Plans for a major Bakken crude oil transfer facility in North Dakota were unveiled Tuesday as a privately bankrolled venture in conjunction with Canadian Pacific Railway (CP). Construction is expected to begin later this year, and initial storage and loading service are expected to start in the second half of 2015.

Slated for 350 acres in Mountrail County, the combination rail-pipeline project is a joint venture of Dakota Gold Transfer-Plaza LLC and a unit of Riverstone Holdings LLC, the global energy project private equity investment firm. It will be located at a private rail spur under a long-term lease held by Dakota Gold.

Billed as state-of-the-art, the oil transfer hub will be served by CP with 70,000 b/d throughput capacity, more than 300,000 bbl of storage in its first phase and a planned expansion up to 600,000 bbl in a second phase buildout. The throughput capacity equates to one unit train/day, which would be an average size crude rail facility for the state, according to Justin Kringstad, director of the North Dakota Pipeline Authority.

Project sponsors are not releasing the projected cost of the facilities, which will be built with the capability for substantial future expansions of storage and transload capacity as customer demand increases, a Dakota Gold spokesperson said.

“Dakota Gold is currently working with various midstream companies to develop gathering connections to the proposed Plaza Terminal,” the spokesperson said. “[It] also is in discussions with various pipeline companies to develop outbound pipeline service from the [terminal] to multiple pipeline markets.”

The objective is to provide what Dakota Gold called “significant takeaway capacity” to the premium crude oil markets, and it intends to do that by creating a logistics hub at the new location in the eastern section of the Bakken/Three Forks shale oil producing area, the spokesperson said.

Terminal design will include two loop tracks with storage for one or two additional trains on the private rail spur, a covered loading barn, a 14-arm system capable of loading a unit train in about 14 hours, 15 truck unloading bays, and three 103,000 bbl storage tanks.

Kringstad told NGI‘s Shale Daily he was not aware of the Dakota Gold project to be done with Riverstone’s TrailStone Group.
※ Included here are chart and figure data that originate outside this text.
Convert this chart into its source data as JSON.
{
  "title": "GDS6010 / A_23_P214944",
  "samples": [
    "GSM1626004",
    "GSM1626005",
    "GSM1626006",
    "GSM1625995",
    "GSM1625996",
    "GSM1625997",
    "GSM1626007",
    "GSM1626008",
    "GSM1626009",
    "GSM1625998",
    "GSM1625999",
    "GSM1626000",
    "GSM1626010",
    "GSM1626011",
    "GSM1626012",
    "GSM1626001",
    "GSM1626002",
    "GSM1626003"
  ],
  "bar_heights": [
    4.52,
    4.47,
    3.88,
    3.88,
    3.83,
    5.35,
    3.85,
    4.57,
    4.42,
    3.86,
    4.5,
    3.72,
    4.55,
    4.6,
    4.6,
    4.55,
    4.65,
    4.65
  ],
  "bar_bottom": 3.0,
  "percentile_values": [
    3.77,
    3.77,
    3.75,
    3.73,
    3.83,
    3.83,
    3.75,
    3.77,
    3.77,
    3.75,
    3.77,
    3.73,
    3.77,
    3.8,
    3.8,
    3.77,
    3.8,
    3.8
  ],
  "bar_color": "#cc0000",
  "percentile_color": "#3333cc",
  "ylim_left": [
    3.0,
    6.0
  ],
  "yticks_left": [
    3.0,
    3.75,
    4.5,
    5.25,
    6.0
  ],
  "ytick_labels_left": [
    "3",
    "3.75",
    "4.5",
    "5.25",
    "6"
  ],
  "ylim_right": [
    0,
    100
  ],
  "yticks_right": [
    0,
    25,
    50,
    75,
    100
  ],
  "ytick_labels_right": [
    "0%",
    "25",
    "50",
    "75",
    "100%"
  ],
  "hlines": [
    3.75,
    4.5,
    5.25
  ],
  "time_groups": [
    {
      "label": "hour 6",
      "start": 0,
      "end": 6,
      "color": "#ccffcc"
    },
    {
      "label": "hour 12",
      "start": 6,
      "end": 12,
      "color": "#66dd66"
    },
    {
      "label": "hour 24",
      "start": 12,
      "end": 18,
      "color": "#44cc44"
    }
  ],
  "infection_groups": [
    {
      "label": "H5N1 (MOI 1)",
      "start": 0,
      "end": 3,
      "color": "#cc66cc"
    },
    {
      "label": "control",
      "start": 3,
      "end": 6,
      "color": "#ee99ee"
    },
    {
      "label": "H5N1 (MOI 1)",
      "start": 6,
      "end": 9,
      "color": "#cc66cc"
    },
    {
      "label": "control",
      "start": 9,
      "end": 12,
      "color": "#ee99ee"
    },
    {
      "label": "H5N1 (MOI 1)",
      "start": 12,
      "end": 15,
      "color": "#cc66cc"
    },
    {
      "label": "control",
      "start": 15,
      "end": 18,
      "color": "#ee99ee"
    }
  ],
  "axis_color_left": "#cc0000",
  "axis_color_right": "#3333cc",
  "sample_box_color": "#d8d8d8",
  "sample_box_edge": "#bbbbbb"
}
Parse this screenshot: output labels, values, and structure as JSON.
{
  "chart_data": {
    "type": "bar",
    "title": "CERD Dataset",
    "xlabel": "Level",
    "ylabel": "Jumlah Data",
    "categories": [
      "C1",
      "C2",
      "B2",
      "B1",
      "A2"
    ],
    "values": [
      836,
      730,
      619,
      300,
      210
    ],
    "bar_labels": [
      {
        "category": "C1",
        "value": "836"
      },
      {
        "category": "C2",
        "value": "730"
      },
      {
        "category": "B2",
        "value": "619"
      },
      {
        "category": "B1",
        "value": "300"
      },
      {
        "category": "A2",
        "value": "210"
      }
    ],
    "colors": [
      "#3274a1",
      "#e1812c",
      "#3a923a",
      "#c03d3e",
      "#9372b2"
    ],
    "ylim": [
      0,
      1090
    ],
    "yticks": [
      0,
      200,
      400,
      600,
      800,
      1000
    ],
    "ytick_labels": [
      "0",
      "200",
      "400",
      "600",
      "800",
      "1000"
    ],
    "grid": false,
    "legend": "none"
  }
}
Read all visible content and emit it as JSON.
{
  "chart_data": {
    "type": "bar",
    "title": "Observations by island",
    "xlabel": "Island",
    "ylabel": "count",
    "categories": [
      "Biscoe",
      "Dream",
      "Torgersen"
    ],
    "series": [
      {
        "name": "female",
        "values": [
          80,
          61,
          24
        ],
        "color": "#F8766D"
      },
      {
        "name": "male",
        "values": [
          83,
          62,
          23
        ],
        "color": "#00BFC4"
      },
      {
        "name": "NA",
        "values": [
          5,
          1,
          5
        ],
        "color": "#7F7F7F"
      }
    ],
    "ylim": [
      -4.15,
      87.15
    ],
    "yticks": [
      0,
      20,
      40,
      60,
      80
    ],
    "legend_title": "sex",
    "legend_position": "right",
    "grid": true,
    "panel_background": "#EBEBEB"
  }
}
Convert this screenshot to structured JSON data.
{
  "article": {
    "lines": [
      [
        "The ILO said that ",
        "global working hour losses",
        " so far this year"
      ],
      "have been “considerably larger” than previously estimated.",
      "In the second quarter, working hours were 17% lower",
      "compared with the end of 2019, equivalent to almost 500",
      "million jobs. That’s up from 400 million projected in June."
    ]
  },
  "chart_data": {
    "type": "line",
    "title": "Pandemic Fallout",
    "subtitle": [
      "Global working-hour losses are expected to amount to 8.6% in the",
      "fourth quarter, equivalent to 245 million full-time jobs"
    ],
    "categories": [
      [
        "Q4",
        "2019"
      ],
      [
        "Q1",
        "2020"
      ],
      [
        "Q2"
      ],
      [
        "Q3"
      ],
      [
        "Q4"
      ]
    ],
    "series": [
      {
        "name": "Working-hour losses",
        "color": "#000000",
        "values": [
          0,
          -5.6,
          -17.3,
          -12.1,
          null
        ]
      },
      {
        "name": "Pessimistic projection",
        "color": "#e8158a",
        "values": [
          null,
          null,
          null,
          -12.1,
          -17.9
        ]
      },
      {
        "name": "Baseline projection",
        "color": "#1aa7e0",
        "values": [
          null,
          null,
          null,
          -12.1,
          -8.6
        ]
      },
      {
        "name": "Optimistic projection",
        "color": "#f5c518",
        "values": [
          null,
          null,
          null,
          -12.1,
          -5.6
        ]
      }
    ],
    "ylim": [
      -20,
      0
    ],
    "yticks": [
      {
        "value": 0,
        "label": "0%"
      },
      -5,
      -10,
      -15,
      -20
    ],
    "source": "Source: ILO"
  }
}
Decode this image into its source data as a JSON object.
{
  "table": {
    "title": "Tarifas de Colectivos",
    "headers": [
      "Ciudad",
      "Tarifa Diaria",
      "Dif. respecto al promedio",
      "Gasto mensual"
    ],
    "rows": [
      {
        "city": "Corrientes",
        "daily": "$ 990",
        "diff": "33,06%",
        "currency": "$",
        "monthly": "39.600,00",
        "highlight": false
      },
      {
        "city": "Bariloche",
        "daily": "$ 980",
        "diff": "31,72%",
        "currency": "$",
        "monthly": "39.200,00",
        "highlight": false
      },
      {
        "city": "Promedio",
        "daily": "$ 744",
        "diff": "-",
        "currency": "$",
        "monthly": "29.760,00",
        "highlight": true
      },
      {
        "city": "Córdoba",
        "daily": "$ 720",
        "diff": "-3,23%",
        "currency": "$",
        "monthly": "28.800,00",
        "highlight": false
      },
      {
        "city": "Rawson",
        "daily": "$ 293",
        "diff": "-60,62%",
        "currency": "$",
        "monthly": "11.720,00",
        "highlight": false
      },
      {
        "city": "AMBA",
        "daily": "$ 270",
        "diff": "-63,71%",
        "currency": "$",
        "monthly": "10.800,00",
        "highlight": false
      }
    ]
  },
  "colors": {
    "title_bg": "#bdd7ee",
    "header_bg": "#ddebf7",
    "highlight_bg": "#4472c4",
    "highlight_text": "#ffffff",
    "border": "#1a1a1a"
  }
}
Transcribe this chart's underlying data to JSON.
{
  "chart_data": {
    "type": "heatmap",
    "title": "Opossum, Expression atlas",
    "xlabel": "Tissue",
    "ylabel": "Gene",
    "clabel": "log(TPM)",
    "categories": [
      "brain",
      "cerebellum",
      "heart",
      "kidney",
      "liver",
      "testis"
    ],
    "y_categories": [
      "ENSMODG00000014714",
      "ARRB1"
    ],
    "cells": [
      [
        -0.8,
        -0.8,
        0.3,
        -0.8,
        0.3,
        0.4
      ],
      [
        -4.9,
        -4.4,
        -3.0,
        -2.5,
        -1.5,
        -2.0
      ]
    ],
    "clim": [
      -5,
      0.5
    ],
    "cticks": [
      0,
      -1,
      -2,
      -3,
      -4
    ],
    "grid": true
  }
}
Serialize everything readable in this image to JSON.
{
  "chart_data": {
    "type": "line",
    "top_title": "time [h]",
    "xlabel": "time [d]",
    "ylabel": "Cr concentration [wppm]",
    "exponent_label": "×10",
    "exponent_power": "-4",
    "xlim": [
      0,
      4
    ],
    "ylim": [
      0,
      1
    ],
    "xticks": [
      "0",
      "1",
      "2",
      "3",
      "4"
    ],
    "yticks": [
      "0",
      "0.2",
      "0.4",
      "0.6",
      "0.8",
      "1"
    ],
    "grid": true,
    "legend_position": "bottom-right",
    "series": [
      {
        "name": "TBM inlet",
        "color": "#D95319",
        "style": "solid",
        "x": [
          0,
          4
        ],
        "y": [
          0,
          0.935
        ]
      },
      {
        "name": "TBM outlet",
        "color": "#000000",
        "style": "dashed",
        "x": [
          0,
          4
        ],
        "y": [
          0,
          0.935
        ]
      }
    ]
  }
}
North Dakota has upward of 20 existing crude rail facilities in operation with several others on the drawing board. “I’ll have to reach out to [the developers] to see if I can learn a little bit more about the project,” he said. “I am just learning about it today [for the first time] along with you.”

Kringstad said he was not familiar with Dakota Gold or its CEO, Cody Moe. The company bills itself as a well-established crude oil trucking and construction firm with seven years of experience in the Bakken. The Transfer-Plaza LLC company was formed earlier this year specifically to develop the new marketing hub and its partner, TrailStone, was formed last year as a global commodities logistics and physical trading company funded by Riverstone.

The project backers lauded CP for its substantial capital investment in the Bakken region and in the New Town sub-rail line, which will be key for the proposed facility. CP’s Tommy Browning, vice president for energy and merchandise marketing/sales, said the rail company’s 15,000 track miles and global reach can help the proposed hub provide “flexibility to marketers and refiners.”

CP plays a role in crude shipments to eastern and western markets. It is the sole rail carrier providing single line haul rail service between the Bakken and major crude oil markets in the northeastern United States.